Identifiziert mit unseren Rollen

Jeder von uns hat unzählig viele Rollen und Identifizierungen, deren Gesamtheit wir als „Ich“ oder „unser Selbst“ bezeichnen. Das geht von unserer Rolle im Beruf („Ich bin Lehrer“) über die Familie („Ich bin Mutter“) bis zu unseren Vorlieben und Abneigungen („Ich liebe italienische Küche“,„Mit großen Partys kann man mich jagen“). Wenn diese Rollen infrage gestellt oder angegriffen werden, fühlt sich das schnell wie ein persönlicher Angriff an. Wenn jemand hier meine Kompetenz anzweifelt, fühle ich mich gekränkt. Mütter, die arbeiten, fühlen sich von Müttern, die den Beruf aufgegeben haben, angegriffen und umgekehrt. Wir schaffen ein Selbst, ein „Das bin ich“, und dann verteidigen wir es gegen Angriffe. Was ist dieses Selbst, das, womit ich mich gerade identifiziere? Das ändert sich. Vielleicht habe ich mich jahrelang als zufriedener Single verstanden und jetzt bin ich glücklich verheiratet? Ich war lange gesund und jetzt habe ich eine chronische Krankheit? Gibt es etwas, was all diese Wechsel überlebt und beständig ist? Wenn der Buddha gefragt wurde, ob es ein beständiges Selbst gäbe oder nicht, hat er entweder gar nicht geantwortet oder gesagt, die Frage sei falsch gestellt. Fragen dieser Art stürzten uns nur in philosophische Verwirrung, ließen die wesentliche Frage jedoch unbeantwortet.

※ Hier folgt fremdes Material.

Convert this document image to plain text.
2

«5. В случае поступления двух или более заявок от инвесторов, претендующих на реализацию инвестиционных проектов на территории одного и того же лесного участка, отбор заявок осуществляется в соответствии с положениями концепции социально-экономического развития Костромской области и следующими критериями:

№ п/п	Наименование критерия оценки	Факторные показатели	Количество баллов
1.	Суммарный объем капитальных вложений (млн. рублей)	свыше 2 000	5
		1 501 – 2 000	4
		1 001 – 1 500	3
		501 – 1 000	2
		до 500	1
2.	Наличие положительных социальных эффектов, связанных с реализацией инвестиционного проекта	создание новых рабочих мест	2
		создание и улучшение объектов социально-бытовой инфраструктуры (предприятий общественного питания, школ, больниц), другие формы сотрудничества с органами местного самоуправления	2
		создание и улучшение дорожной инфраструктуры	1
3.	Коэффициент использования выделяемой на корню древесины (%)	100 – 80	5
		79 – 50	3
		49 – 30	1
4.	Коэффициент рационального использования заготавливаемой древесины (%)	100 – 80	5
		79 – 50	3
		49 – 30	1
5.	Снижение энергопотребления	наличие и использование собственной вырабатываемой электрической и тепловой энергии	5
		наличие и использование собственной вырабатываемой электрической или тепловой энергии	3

Das hat nichts mit Gleichgültigkeit zu tun

Die wichtigste Frage, die wir uns stellen sollten: Was, das ich tue oder lasse, führt zu beständigem Glück und Wohlergehen? Zu wissen, ob das Selbst beständig ist oder nicht, bringt uns dauerhaftem Glück nicht näher. Anders ist es, wenn wir unsere Wahrnehmungen, Überzeugungen und die Handlungen, die daraus folgen, in Augenschein nehmen. Führen sie mich und letztlich alle anderen zu mehr Freundlichkeit, Gelassenheit und innerer Freiheit oder nicht? Bezogen auf unser Thema: Ist es hilfreich, wenn ich das jetzt persönlich nehme, oder nicht? Wenn ich etwas nicht persönlich nehme, heißt das nicht, dass es mir egal wäre oder ich es weiter geschehen ließe. Es heißt nur, dass ich den Aufprall für mich selbst abfange oder wenigstens abmildere. Ich praktiziere das aus Respekt und Mitgefühl mir selbst gegenüber. Der Dalai Lama zitiert gerne die alte buddhistische Weisheit: „Wenn du etwas ändern kannst, dann brauchst du dich nicht darüber zu ärgern oder deswegen zu sorgen, sondern du änderst es einfach. Und wenn du etwas nicht ändern kannst, hat es keinen Sinn, dich darüber zu ärgern oder deswegen zu sorgen.“ Leichter gesagt als getan, aber eine gute Erinnerung.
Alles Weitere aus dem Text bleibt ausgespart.